All Around Roofing: Honest Roofing Denver
Roof systems on commercial buildings play an important role in keeping buildings secure and occupants safe, but the only things protecting the roofs are the facility managers who maintain them. Considering all of the issues that can go wrong with a roof, maintaining the system can be worrisome. Facility managers have some help in this regard from both experienced Denver roofing contractors and the invaluable manufacturer roof warranties that protect the investment. Those warranties are easily voided, however, if facility managers aren’t careful with roof maintenance. Here are a few tips for roof maintenance that help facility managers avoid some of the most common pitfalls.
Aside from carefully reading the roof warranty, the best way to uphold the warranty is to set a consistent maintenance and inspection schedule. Annual inspections are not enough. Roof inspections should be conducted twice a year at a minimum. Facility managers should also perform additional inspections after heavy rain, major snowstorms, wind events and nearby fires.
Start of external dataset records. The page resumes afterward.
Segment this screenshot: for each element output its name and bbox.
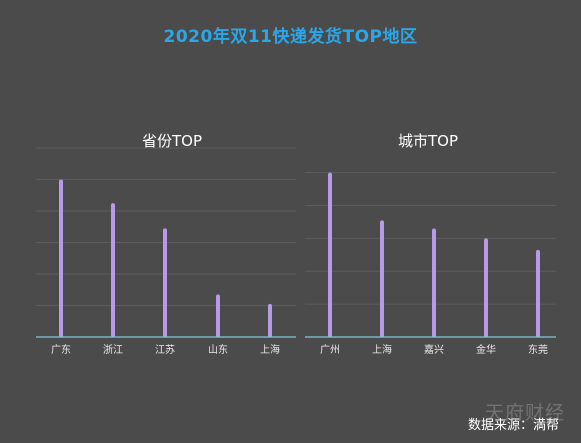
x-tick-label: 上海 (372, 343, 392, 356)
bar-嘉兴 (432, 228, 436, 337)
x-tick-label: 金华 (476, 343, 496, 356)
x-tick-label: 上海 (260, 343, 280, 356)
city-chart: 城市TOP 广州 上海 嘉兴 金华 东莞 (305, 132, 556, 356)
x-tick-label: 江苏 (155, 343, 175, 356)
x-tick-label: 浙江 (103, 344, 123, 356)
bar-浙江 (111, 203, 115, 337)
bar-上海 (380, 220, 384, 337)
bar-东莞 (536, 249, 540, 337)
chart-title: 省份TOP (142, 132, 202, 150)
source-note: 数据来源：満帮 (467, 418, 559, 433)
bar-上海 (268, 303, 272, 337)
x-tick-label: 广州 (320, 344, 340, 356)
bar-广东 (59, 179, 63, 337)
x-tick-label: 嘉兴 (424, 343, 444, 356)
x-tick-label: 广东 (51, 343, 71, 356)
x-tick-label: 山东 (208, 343, 228, 356)
province-chart: 省份TOP 广东 浙江 江苏 山东 上海 (36, 132, 296, 356)
bar-广州 (328, 172, 332, 337)
chart-title: 城市TOP (398, 132, 458, 150)
bar-金华 (484, 238, 488, 337)
page-title: 2020年双11快递发货TOP地区 (163, 27, 418, 47)
x-tick-label: 东莞 (528, 343, 548, 356)
bar-江苏 (163, 228, 167, 337)
watermark: 天府财经 (484, 402, 565, 424)
bar-山东 (216, 294, 220, 337)
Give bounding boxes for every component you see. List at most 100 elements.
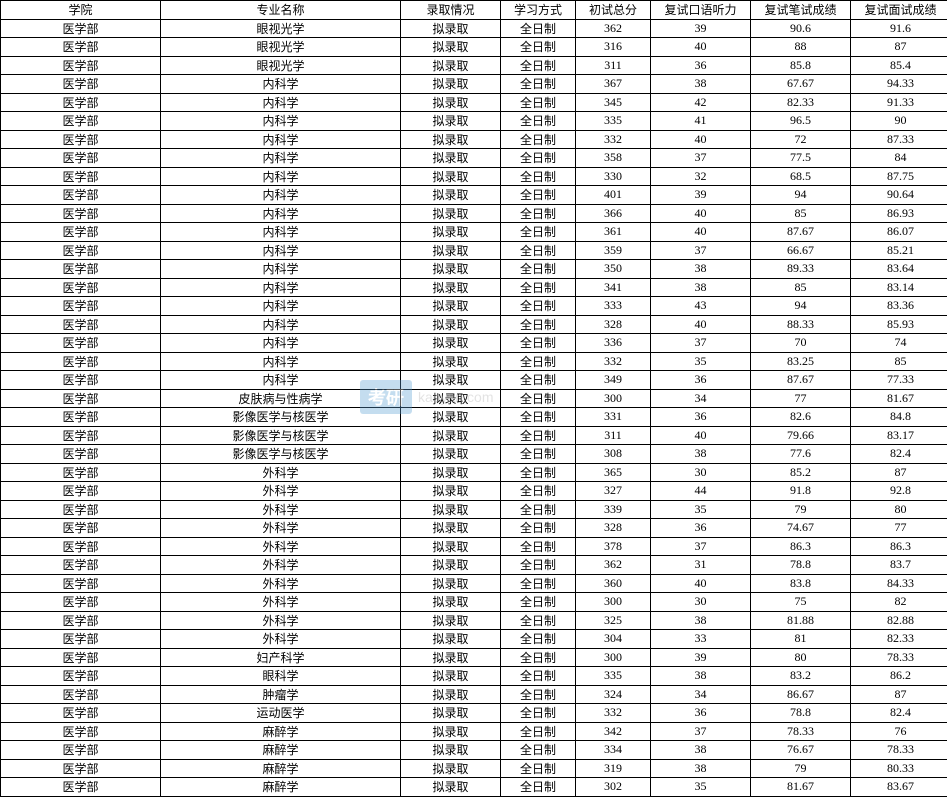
table-row: 医学部内科学拟录取全日制3454282.3391.33 (1, 93, 947, 112)
table-cell: 358 (576, 149, 651, 168)
table-cell: 34 (651, 389, 751, 408)
table-cell: 外科学 (161, 537, 401, 556)
table-row: 医学部内科学拟录取全日制3303268.587.75 (1, 167, 947, 186)
table-cell: 全日制 (501, 519, 576, 538)
table-row: 医学部外科学拟录取全日制3623178.883.7 (1, 556, 947, 575)
table-cell: 359 (576, 241, 651, 260)
table-cell: 全日制 (501, 389, 576, 408)
table-row: 医学部麻醉学拟录取全日制3343876.6778.33 (1, 741, 947, 760)
table-cell: 全日制 (501, 704, 576, 723)
table-cell: 全日制 (501, 537, 576, 556)
table-cell: 内科学 (161, 75, 401, 94)
table-cell: 38 (651, 75, 751, 94)
table-cell: 内科学 (161, 149, 401, 168)
table-cell: 81 (751, 630, 851, 649)
table-row: 医学部外科学拟录取全日制3253881.8882.88 (1, 611, 947, 630)
table-cell: 41 (651, 112, 751, 131)
table-cell: 77 (751, 389, 851, 408)
table-row: 医学部影像医学与核医学拟录取全日制3313682.684.8 (1, 408, 947, 427)
table-cell: 全日制 (501, 56, 576, 75)
table-cell: 全日制 (501, 426, 576, 445)
table-cell: 36 (651, 408, 751, 427)
table-cell: 医学部 (1, 445, 161, 464)
table-cell: 79 (751, 759, 851, 778)
table-cell: 401 (576, 186, 651, 205)
table-cell: 36 (651, 704, 751, 723)
table-cell: 67.67 (751, 75, 851, 94)
table-cell: 79 (751, 500, 851, 519)
table-cell: 316 (576, 38, 651, 57)
table-cell: 81.67 (751, 778, 851, 797)
table-cell: 311 (576, 56, 651, 75)
table-cell: 全日制 (501, 685, 576, 704)
table-cell: 全日制 (501, 408, 576, 427)
table-cell: 拟录取 (401, 463, 501, 482)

Keeping a record of these inspections is important in case the roof manufacturer questions the roof’s maintenance record.
Traffic on the roof’s surface should be limited to those who absolutely need to be on the roof. Those allowed on the roof should be cautioned to avoid walking on the roof more than necessary and instructed to stay away from stepping on blisters and other weak areas of the roof.
Temporary fixes and inappropriate repair materials should be avoided at all costs. Plastic roof cement is a popular fix it solution for many facility managers, but it should only be used on roofs that are asphalt based. The cement degrades most other single ply membrane roofs and is ineffective on metal roofs. Even when used appropriately on asphalt roofs, plastic roof cement is only a temporary repair and should be replaced with the permanent repair within six months. Failing to use plastic cement correctly can void the roof manufacturer’s warranty at a time when the roof is most vulnerable.
Facility managers also must address ponding issues immediately to safeguard the roof’s integrity and warranty. Standing water is the enemy of most low slope and flat roofs, increasing the odds of costly roof leaks by eroding the roof’s surface material and allowing water to seep under seams.
Facility managers should be careful to use only roofers who are certified by the roof manufacturer and clear any needed repairs with the factory before any work is done. Using unauthorized roofers and allowing unapproved alterations to the roof are quick ways to void a warranty.